Venezuela has had strict currency exchange controls since 2003 in an attempt to halt capital flight. Individuals and businesses could obtained limited amounts of foreign currency through the government at an official rate.
But the hunger for dollars and euros persisted, fueling a black market with a much higher exchange rate that by law cannot be published.
The government scrapped a program that exchanged currency at a rate of 5.3 bolivars per dollars because officials said it allowed for "speculation," and dollars wound up on the black market.
Instead, it launched a new plan known as SICAD through which it auctioned $200 million on Wednesday to a group of chosen companies. The government said that 383 companies participated, but did not name them.
Neither did they reveal the sale price of the dollar.

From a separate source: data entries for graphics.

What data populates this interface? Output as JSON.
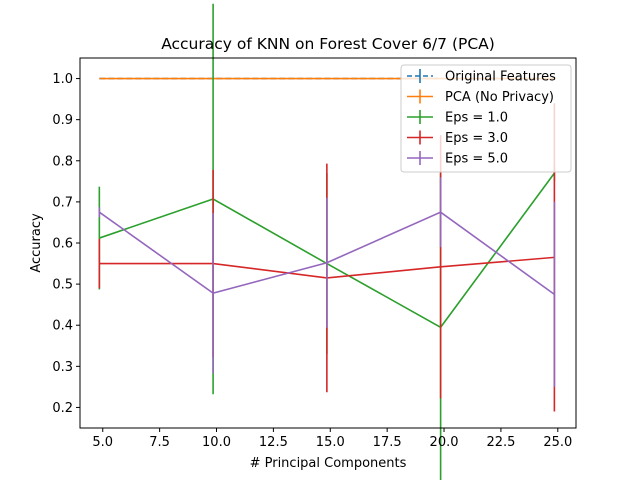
{
  "chart_data": {
    "type": "line",
    "title": "Accuracy of KNN on Forest Cover 6/7 (PCA)",
    "xlabel": "# Principal Components",
    "ylabel": "Accuracy",
    "xlim": [
      4.0,
      25.8
    ],
    "ylim": [
      0.15,
      1.05
    ],
    "xticks": [
      5.0,
      7.5,
      10.0,
      12.5,
      15.0,
      17.5,
      20.0,
      22.5,
      25.0
    ],
    "xtick_labels": [
      "5.0",
      "7.5",
      "10.0",
      "12.5",
      "15.0",
      "17.5",
      "20.0",
      "22.5",
      "25.0"
    ],
    "yticks": [
      0.2,
      0.3,
      0.4,
      0.5,
      0.6,
      0.7,
      0.8,
      0.9,
      1.0
    ],
    "ytick_labels": [
      "0.2",
      "0.3",
      "0.4",
      "0.5",
      "0.6",
      "0.7",
      "0.8",
      "0.9",
      "1.0"
    ],
    "legend_position": "top-right",
    "grid": false,
    "series": [
      {
        "name": "Original Features",
        "color": "#1f77b4",
        "dashed": true,
        "x": [
          4.85,
          9.85,
          14.85,
          19.85,
          24.85
        ],
        "y": [
          1.0,
          1.0,
          1.0,
          1.0,
          1.0
        ],
        "err": [
          0,
          0,
          0,
          0,
          0
        ]
      },
      {
        "name": "PCA (No Privacy)",
        "color": "#ff7f0e",
        "dashed": false,
        "x": [
          4.85,
          9.85,
          14.85,
          19.85,
          24.85
        ],
        "y": [
          1.0,
          1.0,
          1.0,
          1.0,
          1.0
        ],
        "err": [
          0,
          0,
          0,
          0,
          0
        ]
      },
      {
        "name": "Eps = 1.0",
        "color": "#2ca02c",
        "dashed": false,
        "x": [
          4.85,
          9.85,
          14.85,
          19.85,
          24.85
        ],
        "y": [
          0.612,
          0.707,
          0.55,
          0.395,
          0.77
        ],
        "err": [
          0.125,
          0.475,
          0.22,
          0.375,
          0.02
        ]
      },
      {
        "name": "Eps = 3.0",
        "color": "#d62728",
        "dashed": false,
        "x": [
          4.85,
          9.85,
          14.85,
          19.85,
          24.85
        ],
        "y": [
          0.55,
          0.55,
          0.515,
          0.542,
          0.565
        ],
        "err": [
          0.06,
          0.228,
          0.278,
          0.32,
          0.375
        ]
      },
      {
        "name": "Eps = 5.0",
        "color": "#9467bd",
        "dashed": false,
        "x": [
          4.85,
          9.85,
          14.85,
          19.85,
          24.85
        ],
        "y": [
          0.675,
          0.478,
          0.552,
          0.675,
          0.475
        ],
        "err": [
          0.012,
          0.195,
          0.158,
          0.085,
          0.225
        ]
      }
    ]
  }
}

Critics say the auction was an attempt by the government of acting President Nicolas Maduro to ease a demand for basic goods -- everything from food to office and hospital supplies -- in this import-dependent country ahead of the April 14 presidential election.

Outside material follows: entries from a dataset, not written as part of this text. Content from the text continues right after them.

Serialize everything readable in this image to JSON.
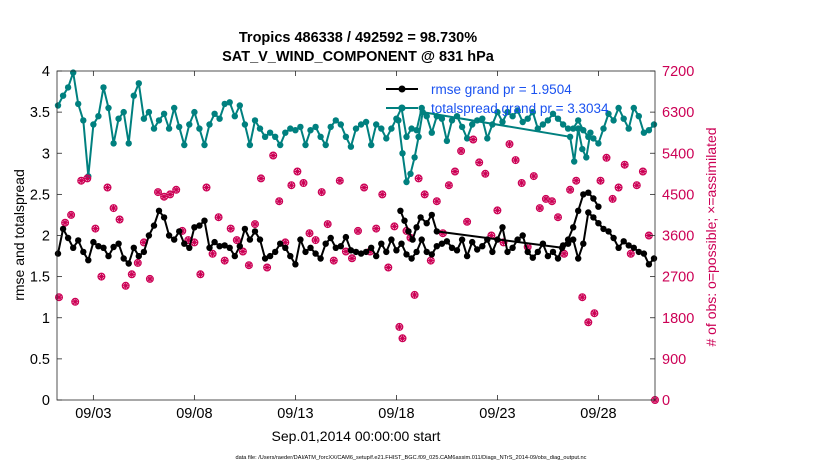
{
  "chart_data": {
    "type": "line",
    "title_line1": "Tropics 486338 / 492592 = 98.730%",
    "title_line2": "SAT_V_WIND_COMPONENT @ 831 hPa",
    "xlabel": "Sep.01,2014 00:00:00 start",
    "ylabel": "rmse and totalspread",
    "ylabel_right": "# of obs: o=possible; ×=assimilated",
    "footer": "data file: /Users/raeder/DAI/ATM_forcXX/CAM6_setup/f.e21.FHIST_BGC.f09_025.CAM6assim.011/Diags_NTrS_2014-09/obs_diag_output.nc",
    "x_range": [
      1.2,
      30.8
    ],
    "ylim": [
      0,
      4
    ],
    "ylim_right": [
      0,
      7200
    ],
    "x_ticks": [
      3,
      8,
      13,
      18,
      23,
      28
    ],
    "x_tick_labels": [
      "09/03",
      "09/08",
      "09/13",
      "09/18",
      "09/23",
      "09/28"
    ],
    "y_ticks": [
      0,
      0.5,
      1,
      1.5,
      2,
      2.5,
      3,
      3.5,
      4
    ],
    "y_tick_labels": [
      "0",
      "0.5",
      "1",
      "1.5",
      "2",
      "2.5",
      "3",
      "3.5",
      "4"
    ],
    "y_right_ticks": [
      0,
      900,
      1800,
      2700,
      3600,
      4500,
      5400,
      6300,
      7200
    ],
    "y_right_tick_labels": [
      "0",
      "900",
      "1800",
      "2700",
      "3600",
      "4500",
      "5400",
      "6300",
      "7200"
    ],
    "legend": {
      "rmse": "rmse grand pr = 1.9504",
      "spread": "totalspread grand pr = 3.3034"
    },
    "colors": {
      "rmse": "#000000",
      "spread": "#00807f",
      "obs": "#cc0055",
      "legend_text": "#1a52f0"
    },
    "x": [
      1.25,
      1.5,
      1.75,
      2.0,
      2.25,
      2.5,
      2.75,
      3.0,
      3.25,
      3.5,
      3.75,
      4.0,
      4.25,
      4.5,
      4.75,
      5.0,
      5.25,
      5.5,
      5.75,
      6.0,
      6.25,
      6.5,
      6.75,
      7.0,
      7.25,
      7.5,
      7.75,
      8.0,
      8.25,
      8.5,
      8.75,
      9.0,
      9.25,
      9.5,
      9.75,
      10.0,
      10.25,
      10.5,
      10.75,
      11.0,
      11.25,
      11.5,
      11.75,
      12.0,
      12.25,
      12.5,
      12.75,
      13.0,
      13.25,
      13.5,
      13.75,
      14.0,
      14.25,
      14.5,
      14.75,
      15.0,
      15.25,
      15.5,
      15.75,
      16.0,
      16.25,
      16.5,
      16.75,
      17.0,
      17.25,
      17.5,
      17.75,
      18.0,
      18.25,
      18.5,
      18.75,
      19.0,
      19.25,
      19.5,
      19.75,
      20.0,
      20.25,
      20.5,
      20.75,
      21.0,
      21.25,
      21.5,
      21.75,
      22.0,
      22.25,
      22.5,
      22.75,
      23.0,
      23.25,
      23.5,
      23.75,
      24.0,
      24.25,
      24.5,
      24.75,
      25.0,
      25.25,
      25.5,
      25.75,
      26.0,
      26.25,
      26.5,
      26.75,
      27.0,
      27.25,
      27.5,
      27.75,
      28.0,
      28.25,
      28.5,
      28.75,
      29.0,
      29.25,
      29.5,
      29.75,
      30.0,
      30.25,
      30.5,
      30.75
    ],
    "series": [
      {
        "name": "rmse",
        "values": [
          1.78,
          2.08,
          1.97,
          1.85,
          1.94,
          1.8,
          1.7,
          1.92,
          1.87,
          1.85,
          1.75,
          1.86,
          1.9,
          1.72,
          1.66,
          1.85,
          1.75,
          1.8,
          2.0,
          2.12,
          2.3,
          2.22,
          2.0,
          1.95,
          2.05,
          1.9,
          1.85,
          2.1,
          2.12,
          2.18,
          1.85,
          1.92,
          1.87,
          1.88,
          1.85,
          1.75,
          1.87,
          2.08,
          1.95,
          2.05,
          1.95,
          1.72,
          1.75,
          1.8,
          1.9,
          1.85,
          1.75,
          1.65,
          1.95,
          1.8,
          1.85,
          1.78,
          1.72,
          1.9,
          1.97,
          1.85,
          1.87,
          1.98,
          1.82,
          1.8,
          1.78,
          1.8,
          1.85,
          1.75,
          1.9,
          1.8,
          1.95,
          1.82,
          1.9,
          1.77,
          1.72,
          1.8,
          1.95,
          1.8,
          1.77,
          1.87,
          1.9,
          1.93,
          1.85,
          1.82,
          1.95,
          1.75,
          1.92,
          1.83,
          1.87,
          1.95,
          1.8,
          1.95,
          2.1,
          1.8,
          1.85,
          1.95,
          2.0,
          1.8,
          1.73,
          1.8,
          1.9,
          1.75,
          1.8,
          1.72,
          1.88,
          1.9,
          1.95,
          1.72,
          1.9,
          2.28,
          2.22,
          2.15,
          2.08,
          2.05,
          1.97,
          1.85,
          1.93,
          1.88,
          1.85,
          1.8,
          1.78,
          1.65,
          1.72
        ],
        "overlay": {
          "x": [
            18.2,
            18.4,
            18.6,
            18.8,
            19.0,
            19.2,
            19.5,
            19.75,
            20.0,
            26.2,
            26.5,
            26.75,
            27.0,
            27.25,
            27.5,
            27.75,
            28.0
          ],
          "values": [
            2.3,
            2.18,
            2.05,
            1.95,
            2.1,
            2.22,
            2.15,
            2.25,
            2.05,
            1.85,
            1.95,
            2.1,
            2.3,
            2.5,
            2.52,
            2.45,
            2.35
          ]
        }
      },
      {
        "name": "totalspread",
        "values": [
          3.58,
          3.7,
          3.8,
          3.98,
          3.6,
          3.4,
          2.72,
          3.35,
          3.45,
          3.8,
          3.55,
          3.12,
          3.42,
          3.5,
          3.12,
          3.7,
          3.85,
          3.42,
          3.5,
          3.3,
          3.4,
          3.48,
          3.3,
          3.55,
          3.32,
          3.1,
          3.35,
          3.5,
          3.3,
          3.1,
          3.35,
          3.48,
          3.42,
          3.6,
          3.62,
          3.45,
          3.58,
          3.35,
          3.1,
          3.4,
          3.3,
          3.2,
          3.25,
          3.2,
          3.1,
          3.25,
          3.3,
          3.28,
          3.32,
          3.1,
          3.28,
          3.32,
          3.2,
          3.1,
          3.32,
          3.4,
          3.35,
          3.2,
          3.08,
          3.3,
          3.35,
          3.38,
          3.1,
          3.35,
          3.3,
          3.18,
          3.3,
          3.42,
          3.55,
          3.2,
          3.3,
          3.28,
          3.55,
          3.45,
          3.25,
          3.45,
          3.42,
          3.15,
          3.4,
          3.45,
          3.32,
          3.18,
          3.35,
          3.4,
          3.42,
          3.18,
          3.35,
          3.5,
          3.38,
          3.5,
          3.45,
          3.52,
          3.38,
          3.42,
          3.5,
          3.3,
          3.35,
          3.4,
          3.48,
          3.42,
          3.35,
          3.3,
          3.3,
          3.4,
          3.28,
          3.2,
          3.18,
          3.12,
          3.3,
          3.48,
          3.4,
          3.55,
          3.42,
          3.3,
          3.55,
          3.45,
          3.25,
          3.28,
          3.35
        ],
        "overlay": {
          "x": [
            18.1,
            18.3,
            18.5,
            18.7,
            18.9,
            19.1,
            19.3,
            26.6,
            26.8,
            27.0,
            27.2,
            27.4,
            27.6
          ],
          "values": [
            3.4,
            3.0,
            2.65,
            2.75,
            2.95,
            3.2,
            3.5,
            3.2,
            2.9,
            3.3,
            3.05,
            2.95,
            3.25
          ]
        }
      }
    ],
    "obs_points": {
      "x": [
        1.3,
        1.6,
        1.9,
        2.1,
        2.4,
        2.7,
        3.1,
        3.4,
        3.7,
        4.0,
        4.3,
        4.6,
        4.9,
        5.2,
        5.5,
        5.8,
        6.2,
        6.5,
        6.8,
        7.1,
        7.4,
        7.7,
        8.0,
        8.3,
        8.6,
        8.9,
        9.2,
        9.5,
        9.8,
        10.1,
        10.4,
        10.7,
        11.0,
        11.3,
        11.6,
        11.9,
        12.2,
        12.5,
        12.8,
        13.1,
        13.4,
        13.7,
        14.0,
        14.3,
        14.6,
        14.9,
        15.2,
        15.5,
        15.8,
        16.1,
        16.4,
        16.7,
        17.0,
        17.3,
        17.6,
        17.9,
        18.15,
        18.3,
        18.5,
        18.7,
        18.9,
        19.1,
        19.4,
        19.7,
        20.0,
        20.3,
        20.6,
        20.9,
        21.2,
        21.5,
        21.8,
        22.1,
        22.4,
        22.7,
        23.0,
        23.3,
        23.6,
        23.9,
        24.2,
        24.5,
        24.8,
        25.1,
        25.4,
        25.7,
        26.0,
        26.3,
        26.6,
        26.9,
        27.2,
        27.5,
        27.8,
        28.1,
        28.4,
        28.7,
        29.0,
        29.3,
        29.6,
        29.9,
        30.2,
        30.5,
        30.8
      ],
      "values": [
        2250,
        3880,
        4050,
        2150,
        4800,
        4850,
        3750,
        2700,
        4650,
        4200,
        3950,
        2500,
        2750,
        3000,
        3450,
        2650,
        4550,
        4450,
        4500,
        4600,
        3700,
        3500,
        3450,
        2750,
        4650,
        3200,
        4000,
        3050,
        3750,
        3500,
        3250,
        2950,
        3850,
        4850,
        2900,
        5350,
        4350,
        3450,
        4700,
        5000,
        4750,
        3650,
        3500,
        4550,
        3850,
        3050,
        4800,
        3250,
        3100,
        3700,
        4650,
        3250,
        3750,
        4500,
        2900,
        3800,
        1600,
        1350,
        3700,
        3550,
        2300,
        4850,
        4500,
        3050,
        4350,
        3650,
        4700,
        5000,
        5450,
        3900,
        5700,
        5200,
        4950,
        3600,
        4150,
        3450,
        5600,
        5250,
        4750,
        3350,
        4900,
        4200,
        4400,
        4350,
        4000,
        3200,
        4600,
        4800,
        2250,
        1700,
        1900,
        4800,
        5300,
        4400,
        4650,
        5150,
        3200,
        4700,
        5000,
        3600,
        0
      ]
    }
  }
}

"The government did not announce the results of the foreign currency auction because clearly we are facing a new currency devaluation," claimed economist Jose Guerra.
He estimated that the dollars went for around 12 bolivars per dollar, much higher than official rate of 6.3 bolivars per dollar.
"This is another devaluation," Caracas Chamber of Commerce chief Victor Maldonado told the privately-owned Globovision TV.
"This also will mean that the costs and prices of the companies will have to be adjusted."
That would lead to higher prices, fueling inflation.
Finance Minister Jorge Giordani promised to find a way for individuals to also obtain foreign currency through the SICAD program, which he said offers "transparency" in the exchange rate system.
In mid-February, Venezuela devalued the Bolivar by 32 percent against the US dollar. The devaluation made imports more expensive in Venezuela, where inflation at the end of last year stood at 20.1 percent -- the highest in Latin America, based on official data.
Investment bank Barclays Capital said in a note that by not announcing the rate the dollars sold at auction, the government was "avoiding the political cost of the announcement of a second devaluation" in less than two months.
Econometrica head Angel Garcia Banchs said the SICAD program will be used "to carry out more devaluations throughout the course of the year," which will to finance government expenses and help with US dollar debts run up by the state-run oil giant Petroleos de Venezuela.
But Guerra, a former top official at the Central Bank, said SICAD will be insufficient to satisfy the demand of foreign currency in Venezuela.